Who, exactly, is insured? The first page of an insurance policy, the declaration or “dec” page, lists basic information about the policy. The dec page lists the following:
- Name, address and contact information of the agent that sold the policy
- Name, address and contact information for the named insured
- Description of what the insurance covers.
- Effective and expiration dates for the policy.
- Policy limits.
What you need to remember here is that the named insured is not necessarily the only person covered by the policy. Family members or other full-time residents of your home could be covered by your homeowners policy. Anyone you lend your car to could be covered by your auto insurance policy. Turn to the “Definitions” section toward the front of the policy. Under the entry for “Insured” you will find a list of all the people who are and aren’t covered.

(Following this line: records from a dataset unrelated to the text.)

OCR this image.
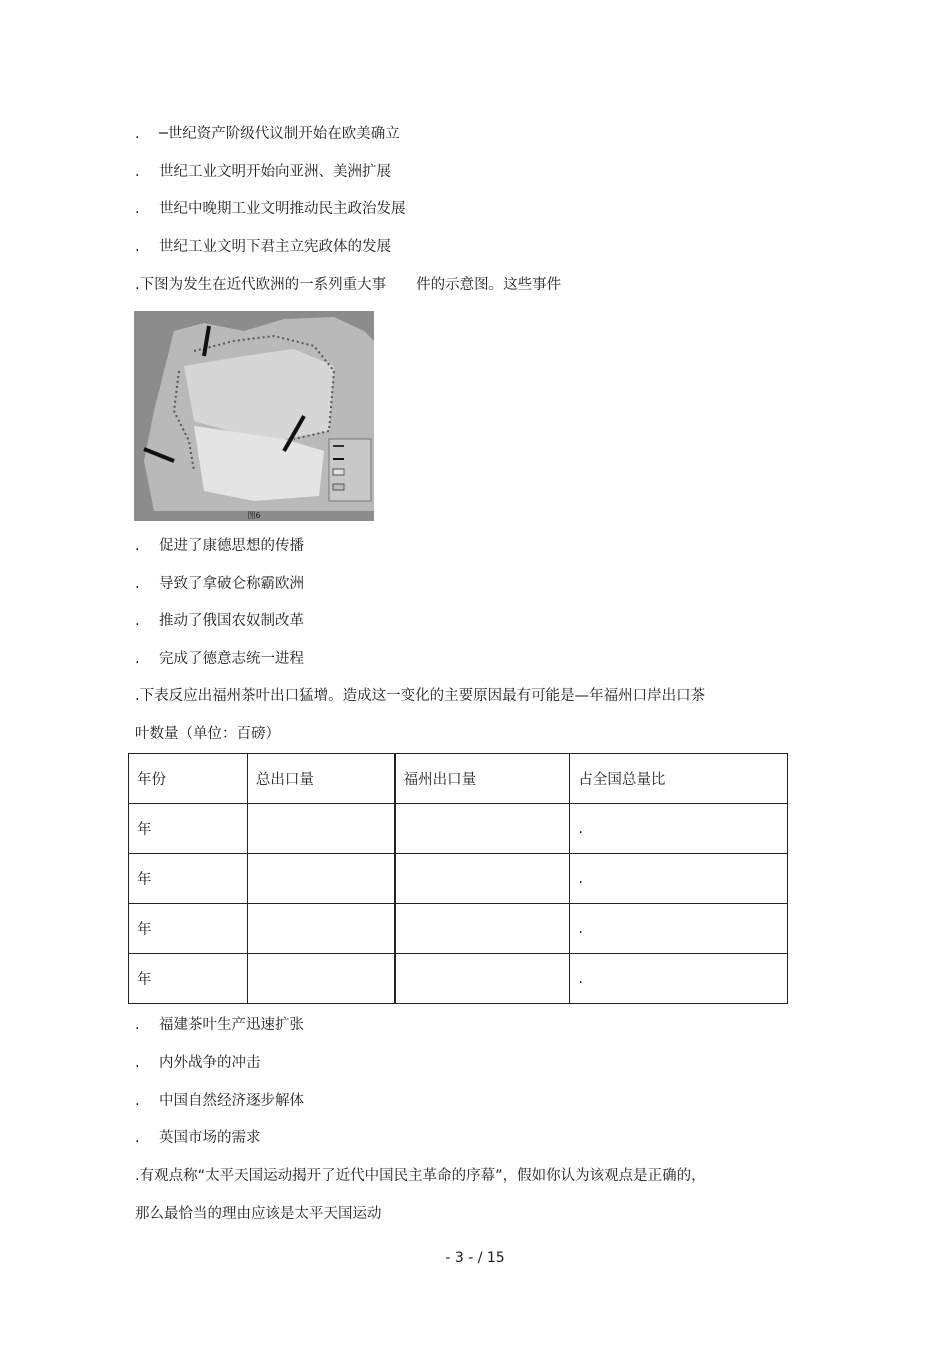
. ─世纪资产阶级代议制开始在欧美确立
. 世纪工业文明开始向亚洲、美洲扩展
. 世纪中晚期工业文明推动民主政治发展
. 世纪工业文明下君主立宪政体的发展
.下图为发生在近代欧洲的一系列重大事 件的示意图。这些事件
图6
. 促进了康德思想的传播
. 导致了拿破仑称霸欧洲
. 推动了俄国农奴制改革
. 完成了德意志统一进程
.下表反应出福州茶叶出口猛增。造成这一变化的主要原因最有可能是—年福州口岸出口茶
叶数量（单位：百磅）
年份	总出口量	福州出口量	占全国总量比
年			.
年			.
年			.
年			.
. 福建茶叶生产迅速扩张
. 内外战争的冲击
. 中国自然经济逐步解体
. 英国市场的需求
.有观点称“太平天国运动揭开了近代中国民主革命的序幕”，假如你认为该观点是正确的，
那么最恰当的理由应该是太平天国运动
- 3 - / 15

What does the insuring agreement say?We’re going to leave this for our next post.
We do want to remind everyone that an insurance policy is not a rare illuminated manuscript or a delicate, one-of-a-kind scrap of parchment that must be kept hermetically sealed in a climate-controlled room. It’s a form. There are more just like it. And you would do well to write notes in the margins or highlight particularly important items as you read through it.